In many ways, it looks as though they have replaced a housing bubble with a factory bubble. Wow. China is now trying to save itself, trying to save its economy by ramping up exports to the rest of the world. And that has real consequences for any other country with a manufacturing sector, whether it's Brazil or Mexico or Germany or Japan or South Korea or the United States.
We'll be right back. Keith, the impression that I'm left with is that as these Trump officials met with their Chinese counterparts this weekend, they confronted an adversary that was actually quite vulnerable, facing a lot of pressures of its own internally. So take me through a little bit what China had done up until this weekend to at least try to mitigate some of the damage of Trump's tariffs.

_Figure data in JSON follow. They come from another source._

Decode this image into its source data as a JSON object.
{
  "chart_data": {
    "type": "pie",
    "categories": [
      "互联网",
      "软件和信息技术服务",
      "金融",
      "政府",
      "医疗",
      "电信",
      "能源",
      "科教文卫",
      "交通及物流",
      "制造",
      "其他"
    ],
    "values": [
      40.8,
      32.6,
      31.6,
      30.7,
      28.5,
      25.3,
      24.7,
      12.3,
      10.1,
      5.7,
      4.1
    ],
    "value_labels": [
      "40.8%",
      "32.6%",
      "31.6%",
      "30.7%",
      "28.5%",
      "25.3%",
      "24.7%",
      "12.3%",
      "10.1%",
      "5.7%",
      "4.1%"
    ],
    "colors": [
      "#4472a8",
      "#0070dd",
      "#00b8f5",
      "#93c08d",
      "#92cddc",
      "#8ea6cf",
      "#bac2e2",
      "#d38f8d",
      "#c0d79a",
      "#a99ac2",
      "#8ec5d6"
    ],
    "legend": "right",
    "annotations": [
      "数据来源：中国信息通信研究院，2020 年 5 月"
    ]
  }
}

China has taken a lot of little actions, but the steps they've done haven't really... fundamentally changed the situation. I'll give you some examples. They've cut interest rates a little bit. They've given the banks the freedom to lend more. But that doesn't make such a big difference when many companies are so worried about where they're going to be able to sell their products.
Not in China, where consumption is weak, and now not in the United States with the tariffs. The Chinese government is doing a little bit to strengthen the threadbare unemployment insurance scheme. But many, many factory workers don't qualify for that at all. So that doesn't really solve the problem either. What you have not seen is a broad...

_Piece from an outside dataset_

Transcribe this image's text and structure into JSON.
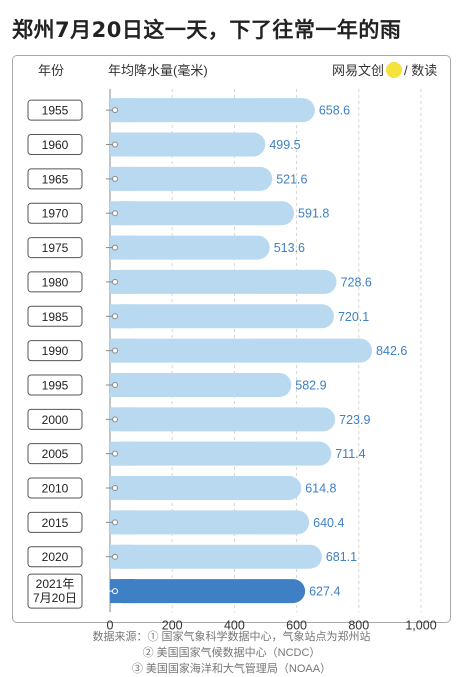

consumer stimulus program like we saw, for example, in the United States during the COVID pandemic, when the United States sent checks out to everybody. And that's because the Chinese government, to some extent, doesn't have the money. It's really facing very weak tax revenues. So all of these steps haven't been the really big measures that
that would move the needle at a time when the key engine of China's growth, exports plus construction of factories to produce those exports, is under threat.
What about China's direct response to the United States, the actions it's taken targeting the U.S. economy? What do you make of those?